Michaux faisait alors son numéro classique. Il offrait un bonbon à l’enfant ; tout le monde se disait alors : « qu’est-ce qu’il est gentil, ce professeur Michaux ! ». Puis il parlait, il parlait ; il ne posait jamais plus de trois questions, car il n’aimait pas du tout dialoguer avec les gosses. Ceux-ci se divisaient en deux catégories : ceux qui mangeaient le bonbon et ceux que ne le mangeaient pas. Avant de terminer, Michaux regardait de toute sa hauteur le sort du bonbon. Quand le gosse était suffisamment affolé pour se contenter de le passer d’une main à l’autre, Michaux disait : « je vois que tu n’aimes pas les bonbons, alors rends-le. » Il reprenait le bonbon, et une fois le gosse sorti, il s’adressait à la salle en disant : « il n’y a pas de petites économies ». Et la salle éclatait d’un rire complaisant".

Voilà comment il faut traiter les mioches : comme des objets d'expérience, comme des données à extraire, comme des perturbateurs à réguler, comme des emmerdeurs à dresser...
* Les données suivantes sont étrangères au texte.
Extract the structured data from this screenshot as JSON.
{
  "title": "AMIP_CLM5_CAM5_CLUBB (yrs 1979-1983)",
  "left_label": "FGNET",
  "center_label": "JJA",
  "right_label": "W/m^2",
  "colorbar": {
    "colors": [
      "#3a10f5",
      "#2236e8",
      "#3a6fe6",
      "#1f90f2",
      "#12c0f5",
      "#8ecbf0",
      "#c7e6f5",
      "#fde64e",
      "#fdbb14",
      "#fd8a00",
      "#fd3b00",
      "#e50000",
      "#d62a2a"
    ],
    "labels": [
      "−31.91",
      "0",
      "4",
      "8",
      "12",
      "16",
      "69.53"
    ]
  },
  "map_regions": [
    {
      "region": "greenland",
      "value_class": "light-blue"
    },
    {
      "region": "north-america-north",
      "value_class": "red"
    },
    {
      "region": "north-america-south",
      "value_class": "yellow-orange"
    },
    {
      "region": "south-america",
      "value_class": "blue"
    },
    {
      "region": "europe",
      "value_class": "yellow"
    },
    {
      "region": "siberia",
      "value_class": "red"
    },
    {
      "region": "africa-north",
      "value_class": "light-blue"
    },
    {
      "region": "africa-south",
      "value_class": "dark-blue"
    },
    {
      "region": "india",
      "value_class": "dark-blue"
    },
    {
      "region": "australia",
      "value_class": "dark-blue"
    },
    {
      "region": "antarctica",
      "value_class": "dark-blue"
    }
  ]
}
Ces morveux ne sont que des abstractions, ils doivent être dépecés, anéantis par la raison nosographiante. Mettons-les en conserve moderne, surgelée, anonymisée...Comme le soulignait Jean Sandretto, à travers son expérience d'un service asilaire pour enfants "arriérés" , "tout le comportement de l'enfant peut s'objectiver jusqu'à ce qu'ait été dénié à son "Je" une qualité de sujet. Un signe objectif, un symptôme, ça se classe, ça nous fait plaisir. Avec bonheur, l'arriération mentale se prête à ce dépeçage vétérinaire". Certes, cela peut devenir désespérant, et cela "peut à peine servir de perchoir contre l'angoisse". Une telle vision réifiante, catégorisante, quantitative, finit par effacer le visage des mômes et les affres de la rencontre. Mais, "le quotidien insensé de l'asile ne se transcende pas avec des courbes, des graphes, des équations".

Illustration 3

Et puis, ces moutards dégénérés, il faut bien les considérer comme des pervers, des fabulateurs, des fausses victimes....Il faut arrêter de donner du crédit à leur parole. Ils mentent ; il ne faut pas les croire. Par exemple, les violences sexuelles et l'inceste n'existent pas, c'est uniquement l'expression d'un neurodéveloppement troublé.
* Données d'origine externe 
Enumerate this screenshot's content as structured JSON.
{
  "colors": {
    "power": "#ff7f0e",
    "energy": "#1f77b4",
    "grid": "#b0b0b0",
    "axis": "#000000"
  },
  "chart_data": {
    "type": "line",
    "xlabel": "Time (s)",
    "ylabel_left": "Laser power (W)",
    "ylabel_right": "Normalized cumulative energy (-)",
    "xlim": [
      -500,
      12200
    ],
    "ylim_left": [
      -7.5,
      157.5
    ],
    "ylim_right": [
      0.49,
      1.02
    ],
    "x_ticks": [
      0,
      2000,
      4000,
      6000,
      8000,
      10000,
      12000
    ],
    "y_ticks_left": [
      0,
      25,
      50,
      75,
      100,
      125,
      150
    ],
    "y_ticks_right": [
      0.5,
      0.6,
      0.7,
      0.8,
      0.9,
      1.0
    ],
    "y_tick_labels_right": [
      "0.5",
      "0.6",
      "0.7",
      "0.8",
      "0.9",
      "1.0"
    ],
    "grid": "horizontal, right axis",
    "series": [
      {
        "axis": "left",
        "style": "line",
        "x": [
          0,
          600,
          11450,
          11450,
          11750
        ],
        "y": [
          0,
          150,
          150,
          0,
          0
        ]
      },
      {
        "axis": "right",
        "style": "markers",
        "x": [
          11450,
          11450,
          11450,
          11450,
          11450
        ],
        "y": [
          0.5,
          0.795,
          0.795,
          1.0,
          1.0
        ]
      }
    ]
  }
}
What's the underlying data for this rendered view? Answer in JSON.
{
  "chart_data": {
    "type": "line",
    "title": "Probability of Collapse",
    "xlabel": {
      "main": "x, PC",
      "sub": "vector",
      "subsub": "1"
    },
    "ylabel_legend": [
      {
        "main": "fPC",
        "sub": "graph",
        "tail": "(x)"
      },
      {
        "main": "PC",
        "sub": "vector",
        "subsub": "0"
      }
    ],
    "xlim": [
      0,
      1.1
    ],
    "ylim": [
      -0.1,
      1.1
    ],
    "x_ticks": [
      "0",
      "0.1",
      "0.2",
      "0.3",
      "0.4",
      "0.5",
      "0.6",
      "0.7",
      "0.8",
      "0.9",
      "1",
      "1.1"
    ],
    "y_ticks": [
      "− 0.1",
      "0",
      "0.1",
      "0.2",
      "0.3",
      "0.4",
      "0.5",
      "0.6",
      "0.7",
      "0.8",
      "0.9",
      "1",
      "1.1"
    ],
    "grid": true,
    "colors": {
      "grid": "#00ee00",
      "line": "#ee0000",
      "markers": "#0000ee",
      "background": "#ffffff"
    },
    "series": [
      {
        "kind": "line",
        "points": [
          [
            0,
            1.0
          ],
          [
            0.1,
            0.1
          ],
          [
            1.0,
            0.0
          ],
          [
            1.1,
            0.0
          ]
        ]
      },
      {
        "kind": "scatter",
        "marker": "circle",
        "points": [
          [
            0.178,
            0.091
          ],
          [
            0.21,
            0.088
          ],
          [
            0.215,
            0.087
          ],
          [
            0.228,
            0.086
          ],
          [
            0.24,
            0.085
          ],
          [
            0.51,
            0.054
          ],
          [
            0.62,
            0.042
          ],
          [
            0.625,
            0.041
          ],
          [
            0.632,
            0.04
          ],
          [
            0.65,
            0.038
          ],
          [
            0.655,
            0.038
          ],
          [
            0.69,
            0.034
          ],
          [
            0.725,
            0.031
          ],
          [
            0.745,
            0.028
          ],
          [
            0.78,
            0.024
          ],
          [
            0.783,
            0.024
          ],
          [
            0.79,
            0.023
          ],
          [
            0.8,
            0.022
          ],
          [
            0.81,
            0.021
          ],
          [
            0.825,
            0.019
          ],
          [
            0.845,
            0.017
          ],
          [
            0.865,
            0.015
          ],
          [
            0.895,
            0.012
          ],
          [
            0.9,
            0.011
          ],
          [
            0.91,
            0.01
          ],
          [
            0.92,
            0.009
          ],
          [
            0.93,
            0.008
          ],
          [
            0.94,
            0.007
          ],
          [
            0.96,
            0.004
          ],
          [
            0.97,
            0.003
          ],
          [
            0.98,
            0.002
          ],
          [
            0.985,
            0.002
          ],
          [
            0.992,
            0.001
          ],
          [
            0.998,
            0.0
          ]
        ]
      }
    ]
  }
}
"Le professeur Michaux était de ceux qui ont le plus théorisé à l’époque la version pédophile de l’attentat sexuel : le seul point sur lequel il était d’accord avec Freud était que l’attentat sexuel d’adulte sur l’enfant n’existe pratiquement pas. Son enseignement était centré non pas sur le viol dont l’enfant pouvait être victime, mais sur les fausses accusations de viol, de séduction, de « contacts sexuels » dont étaient victimes les adultes innocents. Il enseignait que la mythomanie était consubstantielle à la nature de l’enfant qui ne distingue pas le rêve de la réalité et qui, de surcroît, est volontiers malveillant et malfaisant. Même les nombreux témoignages concordants, concernant par exemple un enseignant accusé de pédophilie, étaient issus d’une « contagion psychique » des enfants, qui se montaient mutuellement la tête ; il citait à l’appui de sa thèse les hystéries collectives du XVIIème siècle"
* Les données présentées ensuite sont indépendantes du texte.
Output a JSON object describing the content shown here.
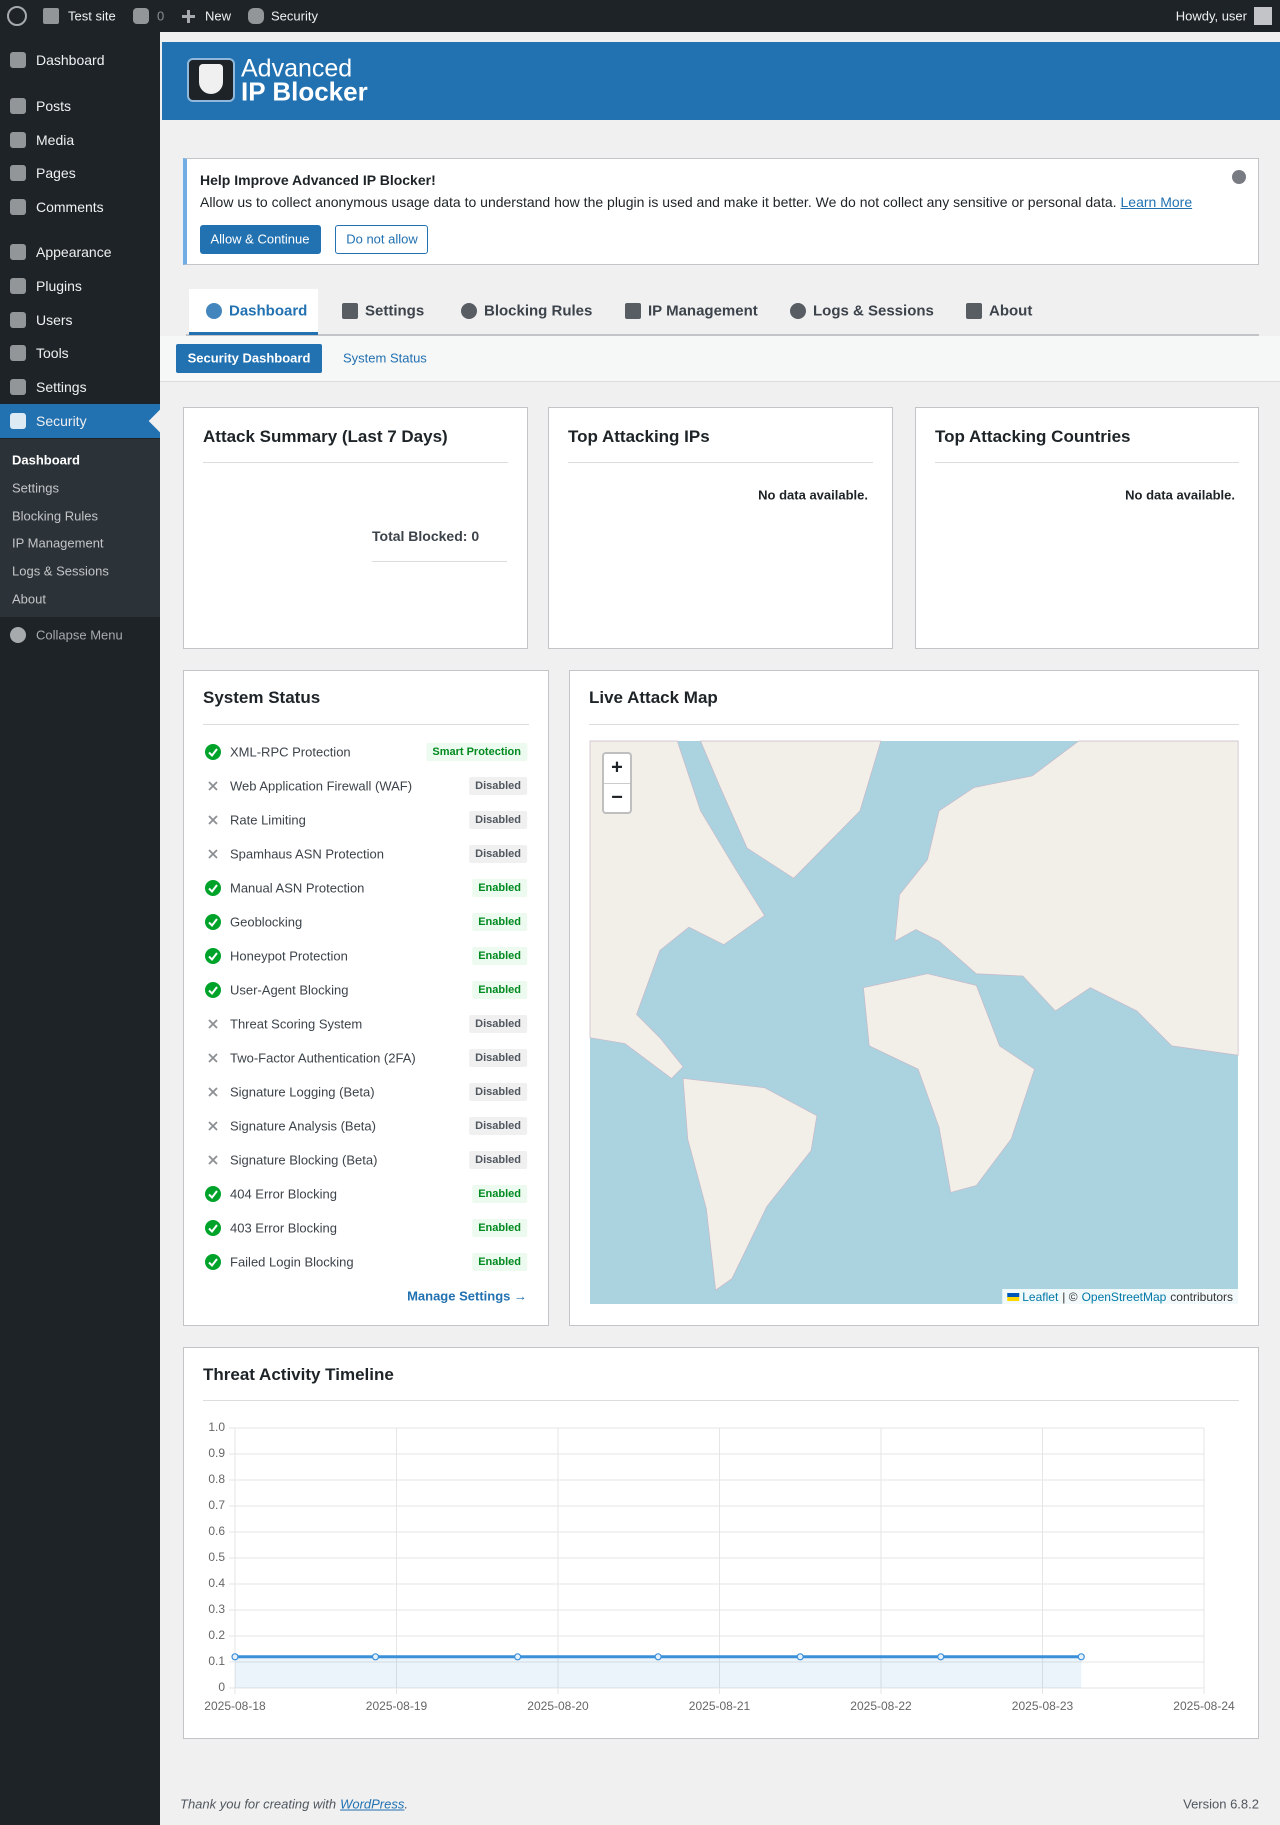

"Il faut savoir que cet homme était à l’époque le seul professeur de psychiatrie infantile en France, éditeur d’un gros traité de psychiatrie de l’enfant. Ses paroles servaient de référence pour l’opinion, les juges, les policiers"...

Et il faut que cela continue ! Renouons avec cette glorieuse tradition ! La Science doit éclairer les professionnels et la société civile : il n'existe pas de traumatisme, d'abus, de maltraitance...Mais des dégénérescences neuro-génétiques, que les Centres Experts pourront dépister et diagnostiquer, à la chaîne, dans le respect des protocoles validés et des recommandations de bonne pratique.

D'ailleurs, nous accueillons maintenant un interne, qui suite au récent rapport parlementaire sur la situation de la psychiatrie, a souhaité témoigner de son expérience sans doute très formatrice sur un Centre Expert. C'est ainsi que la jeune génération doit apprendre...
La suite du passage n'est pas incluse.